Estádio 4 de Janeiro
- Interactive map of Estádio 4 de Janeiro
- Former names: Estádio José Ferreira de Lima
- Location: Uíge, Angola
- Capacity: 5,000

Construction
- Opened: 17 March 1968; 58 years ago

Tenants
- ASK Dragão Santa Rita de Cássia

= Estádio 4 de Janeiro =

Football stadium in Uíge, Angola

Estádio 4 de Janeiro is a football stadium in Uíge, Angola.

==History==
Inaugurated on March 17, 1968, as Estádio José Ferreira de Lima, the stadium was then owned by Clube Recreativo do Uíge. Shortly after the independence, it was nationalized.

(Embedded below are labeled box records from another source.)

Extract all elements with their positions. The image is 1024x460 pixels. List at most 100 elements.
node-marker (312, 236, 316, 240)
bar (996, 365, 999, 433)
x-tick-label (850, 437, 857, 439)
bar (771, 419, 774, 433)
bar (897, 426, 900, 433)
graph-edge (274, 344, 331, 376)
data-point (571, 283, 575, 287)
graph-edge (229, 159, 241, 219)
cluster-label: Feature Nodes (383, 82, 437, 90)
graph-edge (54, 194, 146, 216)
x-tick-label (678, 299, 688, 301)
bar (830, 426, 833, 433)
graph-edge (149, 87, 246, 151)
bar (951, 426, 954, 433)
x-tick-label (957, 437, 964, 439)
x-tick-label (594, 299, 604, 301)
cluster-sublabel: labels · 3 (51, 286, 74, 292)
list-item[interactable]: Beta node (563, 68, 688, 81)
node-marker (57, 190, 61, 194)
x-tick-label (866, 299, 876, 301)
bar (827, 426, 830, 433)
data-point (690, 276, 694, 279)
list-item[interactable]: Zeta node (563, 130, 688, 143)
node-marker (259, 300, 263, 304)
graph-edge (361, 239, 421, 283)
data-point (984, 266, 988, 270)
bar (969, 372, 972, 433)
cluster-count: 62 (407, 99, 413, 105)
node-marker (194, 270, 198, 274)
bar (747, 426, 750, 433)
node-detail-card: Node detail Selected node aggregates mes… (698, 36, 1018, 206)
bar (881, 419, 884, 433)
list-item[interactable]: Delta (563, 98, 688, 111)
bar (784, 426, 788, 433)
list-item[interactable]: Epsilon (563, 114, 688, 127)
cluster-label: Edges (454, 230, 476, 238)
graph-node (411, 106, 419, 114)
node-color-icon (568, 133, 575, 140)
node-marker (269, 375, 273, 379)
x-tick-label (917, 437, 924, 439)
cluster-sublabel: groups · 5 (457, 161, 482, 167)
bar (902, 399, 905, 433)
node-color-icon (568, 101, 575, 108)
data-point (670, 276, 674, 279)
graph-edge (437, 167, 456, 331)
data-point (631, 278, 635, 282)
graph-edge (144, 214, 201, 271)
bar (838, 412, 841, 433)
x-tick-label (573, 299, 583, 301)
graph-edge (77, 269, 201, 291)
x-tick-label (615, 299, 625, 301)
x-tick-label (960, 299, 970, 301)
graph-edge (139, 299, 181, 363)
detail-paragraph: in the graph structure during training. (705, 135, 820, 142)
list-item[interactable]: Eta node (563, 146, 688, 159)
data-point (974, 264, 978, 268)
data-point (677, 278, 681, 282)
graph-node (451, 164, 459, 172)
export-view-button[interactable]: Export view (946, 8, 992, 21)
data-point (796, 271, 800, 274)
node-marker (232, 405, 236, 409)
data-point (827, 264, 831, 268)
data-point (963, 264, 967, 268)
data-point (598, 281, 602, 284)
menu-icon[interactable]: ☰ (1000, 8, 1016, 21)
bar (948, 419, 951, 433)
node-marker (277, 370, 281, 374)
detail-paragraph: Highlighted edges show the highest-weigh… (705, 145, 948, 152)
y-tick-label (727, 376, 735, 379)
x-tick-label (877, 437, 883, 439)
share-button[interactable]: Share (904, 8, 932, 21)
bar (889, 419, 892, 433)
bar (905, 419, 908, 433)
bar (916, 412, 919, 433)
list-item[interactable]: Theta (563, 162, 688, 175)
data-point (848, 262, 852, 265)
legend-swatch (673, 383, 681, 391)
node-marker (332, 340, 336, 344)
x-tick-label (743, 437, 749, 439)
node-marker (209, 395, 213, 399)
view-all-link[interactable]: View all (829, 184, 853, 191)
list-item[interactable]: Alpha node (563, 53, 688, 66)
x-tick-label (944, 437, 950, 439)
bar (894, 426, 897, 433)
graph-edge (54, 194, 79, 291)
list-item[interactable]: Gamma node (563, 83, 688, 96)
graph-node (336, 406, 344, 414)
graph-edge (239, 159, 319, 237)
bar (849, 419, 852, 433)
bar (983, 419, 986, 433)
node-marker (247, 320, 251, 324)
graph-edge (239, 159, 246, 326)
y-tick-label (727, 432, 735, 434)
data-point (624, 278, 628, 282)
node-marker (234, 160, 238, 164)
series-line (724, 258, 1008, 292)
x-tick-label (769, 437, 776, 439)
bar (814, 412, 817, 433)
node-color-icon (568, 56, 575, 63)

The state-owned 5,000-seat stadium is the only one in Angola's northern province of Uíge that meets the international standards to host Girabola matches. The stadium has been used by all clubs in the province participating at the provincial championship as well as the 2nd and 1st division championships.

==2017 disaster==
On February 10, 2017, during the inaugural match of the 2017 Girabola between home team Santa Rita de Cássia and Recreativo do Libolo, one of the stadium's access gates collapsed as supporters tried to force their way into the stadium. As a result, 17 people were trampled to death and 76 injured, 5 of whom with life-threatening injuries. The most outrageous, odd fact about this incident is that it began just about 6 minutes from the beginning of the match with the match pursuing its normal course until the end and no one inside the stadium realizing what was going on. The Police has reportedly used tear gas to disperse angry supporters.